Sachs’ fascination with painting dates back to the very beginning of his career, when he became interested in Piet Mondrian, particularly works such as Victory Boogie Woogie (1942-43) which he encountered at the Museum of Modern Art in New York. Believing that the only way he would ever own a Mondrian painting would be to create one himself. In the mid to late 1990s Sachs spent days sitting in front of and studying Mondrian’s works, and used gaffer's and duct tape on plywood to “reproduce” several of them, save for the obvious tape marks. It was through these explorations that Sachs began to develop the ethics of his studio, recreating the things that he most desired with what materials were available, rendered in a way that intentionally highlighted their process, challenges, and flaws.

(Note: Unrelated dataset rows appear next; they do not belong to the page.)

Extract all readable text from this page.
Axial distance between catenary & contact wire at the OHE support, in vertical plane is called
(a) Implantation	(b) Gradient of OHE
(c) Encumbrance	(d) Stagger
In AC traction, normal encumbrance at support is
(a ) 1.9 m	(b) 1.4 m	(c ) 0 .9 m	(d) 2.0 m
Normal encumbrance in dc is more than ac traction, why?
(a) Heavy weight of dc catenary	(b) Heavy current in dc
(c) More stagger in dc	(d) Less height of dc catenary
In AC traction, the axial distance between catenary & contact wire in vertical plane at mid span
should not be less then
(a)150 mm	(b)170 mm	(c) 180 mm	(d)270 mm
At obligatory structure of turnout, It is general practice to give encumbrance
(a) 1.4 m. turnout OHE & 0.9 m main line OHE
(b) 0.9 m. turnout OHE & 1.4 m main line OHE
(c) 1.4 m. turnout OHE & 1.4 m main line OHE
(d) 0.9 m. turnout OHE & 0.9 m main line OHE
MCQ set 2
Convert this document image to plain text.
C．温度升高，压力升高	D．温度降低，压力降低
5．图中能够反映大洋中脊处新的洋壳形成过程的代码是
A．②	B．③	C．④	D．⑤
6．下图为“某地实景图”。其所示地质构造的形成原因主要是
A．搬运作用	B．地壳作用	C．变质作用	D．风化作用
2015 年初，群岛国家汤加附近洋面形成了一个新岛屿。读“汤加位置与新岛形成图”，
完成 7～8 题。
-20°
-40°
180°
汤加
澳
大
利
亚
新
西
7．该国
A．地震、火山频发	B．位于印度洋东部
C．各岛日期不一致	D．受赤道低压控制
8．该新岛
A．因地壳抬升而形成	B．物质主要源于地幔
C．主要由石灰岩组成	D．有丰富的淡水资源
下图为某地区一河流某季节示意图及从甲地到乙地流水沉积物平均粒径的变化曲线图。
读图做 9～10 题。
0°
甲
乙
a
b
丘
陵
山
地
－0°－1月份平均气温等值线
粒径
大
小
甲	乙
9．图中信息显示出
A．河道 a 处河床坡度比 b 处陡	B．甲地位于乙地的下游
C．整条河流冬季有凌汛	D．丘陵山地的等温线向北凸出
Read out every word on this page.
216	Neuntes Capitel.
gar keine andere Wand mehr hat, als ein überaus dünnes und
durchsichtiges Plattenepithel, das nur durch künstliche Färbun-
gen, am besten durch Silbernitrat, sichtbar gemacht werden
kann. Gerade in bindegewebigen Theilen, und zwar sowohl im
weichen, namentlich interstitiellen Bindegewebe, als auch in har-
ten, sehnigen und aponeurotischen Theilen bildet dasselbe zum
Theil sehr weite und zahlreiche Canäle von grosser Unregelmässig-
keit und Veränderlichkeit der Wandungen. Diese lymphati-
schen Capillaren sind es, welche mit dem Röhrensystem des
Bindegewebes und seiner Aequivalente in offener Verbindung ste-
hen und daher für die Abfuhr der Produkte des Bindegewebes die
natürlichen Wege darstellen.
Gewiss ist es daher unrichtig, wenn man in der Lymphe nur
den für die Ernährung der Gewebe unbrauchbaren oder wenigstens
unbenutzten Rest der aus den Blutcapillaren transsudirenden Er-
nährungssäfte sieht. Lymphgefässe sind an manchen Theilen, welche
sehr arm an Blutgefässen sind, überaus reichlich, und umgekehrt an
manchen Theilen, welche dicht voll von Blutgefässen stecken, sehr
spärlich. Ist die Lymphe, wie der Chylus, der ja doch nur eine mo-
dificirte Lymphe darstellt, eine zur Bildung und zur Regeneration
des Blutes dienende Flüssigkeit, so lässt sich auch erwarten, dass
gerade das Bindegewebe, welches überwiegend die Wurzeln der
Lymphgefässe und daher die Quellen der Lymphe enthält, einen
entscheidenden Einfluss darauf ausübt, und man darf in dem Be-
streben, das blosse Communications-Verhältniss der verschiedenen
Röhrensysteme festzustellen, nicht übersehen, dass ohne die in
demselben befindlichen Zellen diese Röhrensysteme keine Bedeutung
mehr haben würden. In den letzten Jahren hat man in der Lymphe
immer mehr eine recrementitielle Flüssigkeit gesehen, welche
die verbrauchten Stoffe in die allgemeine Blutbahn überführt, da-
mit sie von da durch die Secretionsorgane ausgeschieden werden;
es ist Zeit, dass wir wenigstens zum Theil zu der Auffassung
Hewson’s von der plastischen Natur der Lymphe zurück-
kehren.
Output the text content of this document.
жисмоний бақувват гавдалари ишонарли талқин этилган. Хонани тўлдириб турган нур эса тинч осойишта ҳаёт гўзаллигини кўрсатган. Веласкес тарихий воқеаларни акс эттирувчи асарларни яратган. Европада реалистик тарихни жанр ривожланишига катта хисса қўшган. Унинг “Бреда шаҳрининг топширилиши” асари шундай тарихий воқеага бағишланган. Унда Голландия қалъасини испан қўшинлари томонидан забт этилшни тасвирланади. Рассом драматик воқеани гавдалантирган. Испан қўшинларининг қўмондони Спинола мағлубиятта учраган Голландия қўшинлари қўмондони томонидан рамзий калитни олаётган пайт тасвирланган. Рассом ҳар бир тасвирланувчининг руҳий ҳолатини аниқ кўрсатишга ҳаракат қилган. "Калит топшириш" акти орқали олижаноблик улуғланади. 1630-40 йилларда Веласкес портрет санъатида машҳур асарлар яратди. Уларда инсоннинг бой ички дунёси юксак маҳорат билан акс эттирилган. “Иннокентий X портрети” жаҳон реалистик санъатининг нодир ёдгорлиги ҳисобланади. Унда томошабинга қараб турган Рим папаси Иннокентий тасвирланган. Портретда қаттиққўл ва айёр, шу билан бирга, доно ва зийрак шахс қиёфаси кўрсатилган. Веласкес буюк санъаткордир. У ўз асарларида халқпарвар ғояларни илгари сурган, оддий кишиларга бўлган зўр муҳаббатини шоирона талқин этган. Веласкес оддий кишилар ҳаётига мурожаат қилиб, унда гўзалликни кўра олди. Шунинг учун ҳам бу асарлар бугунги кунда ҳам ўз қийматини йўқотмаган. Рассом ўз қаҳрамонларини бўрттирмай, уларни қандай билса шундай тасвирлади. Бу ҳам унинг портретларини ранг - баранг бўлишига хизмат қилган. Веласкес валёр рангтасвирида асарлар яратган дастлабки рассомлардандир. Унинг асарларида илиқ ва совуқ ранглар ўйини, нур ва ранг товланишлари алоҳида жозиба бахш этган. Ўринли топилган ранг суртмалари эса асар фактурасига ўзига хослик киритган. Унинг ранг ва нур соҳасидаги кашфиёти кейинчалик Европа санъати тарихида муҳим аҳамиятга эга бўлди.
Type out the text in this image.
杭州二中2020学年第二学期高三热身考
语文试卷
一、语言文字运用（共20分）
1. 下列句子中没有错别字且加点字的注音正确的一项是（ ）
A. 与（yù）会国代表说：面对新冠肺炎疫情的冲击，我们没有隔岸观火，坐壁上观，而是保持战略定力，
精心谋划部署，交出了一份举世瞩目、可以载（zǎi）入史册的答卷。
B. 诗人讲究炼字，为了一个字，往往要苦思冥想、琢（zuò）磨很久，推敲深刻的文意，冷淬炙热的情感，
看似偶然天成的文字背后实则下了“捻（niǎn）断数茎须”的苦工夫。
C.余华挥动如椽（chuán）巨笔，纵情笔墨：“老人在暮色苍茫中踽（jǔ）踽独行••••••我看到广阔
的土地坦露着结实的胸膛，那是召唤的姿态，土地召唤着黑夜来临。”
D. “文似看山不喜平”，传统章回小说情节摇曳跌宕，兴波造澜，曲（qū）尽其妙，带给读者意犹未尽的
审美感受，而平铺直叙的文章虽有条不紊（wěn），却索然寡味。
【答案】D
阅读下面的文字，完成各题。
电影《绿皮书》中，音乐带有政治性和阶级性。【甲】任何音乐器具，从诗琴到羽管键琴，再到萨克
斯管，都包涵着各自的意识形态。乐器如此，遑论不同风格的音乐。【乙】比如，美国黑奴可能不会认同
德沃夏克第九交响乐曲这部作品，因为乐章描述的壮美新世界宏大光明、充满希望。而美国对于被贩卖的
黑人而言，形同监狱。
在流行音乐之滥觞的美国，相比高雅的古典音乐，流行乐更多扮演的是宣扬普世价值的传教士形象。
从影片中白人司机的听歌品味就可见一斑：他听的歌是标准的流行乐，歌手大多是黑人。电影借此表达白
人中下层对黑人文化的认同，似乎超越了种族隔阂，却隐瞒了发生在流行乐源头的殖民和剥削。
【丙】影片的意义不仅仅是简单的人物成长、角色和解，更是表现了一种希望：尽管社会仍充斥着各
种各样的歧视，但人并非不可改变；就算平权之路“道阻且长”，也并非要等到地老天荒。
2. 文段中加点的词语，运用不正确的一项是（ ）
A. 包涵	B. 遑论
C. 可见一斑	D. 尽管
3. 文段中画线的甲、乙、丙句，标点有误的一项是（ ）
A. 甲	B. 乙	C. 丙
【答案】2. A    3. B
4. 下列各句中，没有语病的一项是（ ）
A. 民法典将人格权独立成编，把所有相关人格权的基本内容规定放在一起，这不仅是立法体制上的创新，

In Tom Sachs: Handmade Paintings, the artist exhibits paintings made with three different techniques: marquetry - the process of inlaying cut wood pieces into each other, pyrography - the technique of wood burning, and acrylic paint on canvas and plywood. Sachs utilizes methods that mirror those of industrial processes, however where manufactured goods conceal their methods of construction, in Sachs’ work they are brought to the fore, emphasizing where the wood panels meet or how the acrylic paint is applied. As the artist explains, “I often say that I could never make anything as perfect as an iPhone, but Apple could never make anything as fucked up as one of my sculptures or paintings.”
A highlight of the show is an oversized painting of Krusty the Clown, a character from The Simpsons known for licensing his image to the point of absurdity. In Krusty O’s (2019) Sachs represents Krusty’s branded cereal box adjoined by a meticulous yet whimsical rendering of its nutritional label. The character represents a sort of alter-ego for Sachs, as Sachs explains in the catalogue essay by Naomi Fry, “...Krusty is a successful guy! He drives a Mercedes, he has a TV show” before pausing to consider one of his canvases and concluding “No, he’s a fuck-up, a sad character.” Fry continues, “In the painting, Krusty’s face hovers, his mouth open in a silent, desperate grin, his hand reaching out to the canvas’s foreground, proffering a bowl of Frosted KrustyO’s brimming with cereal mixed with gray sludge, a screw, a nail, a worm. He is ready to feed us what we want to eat.”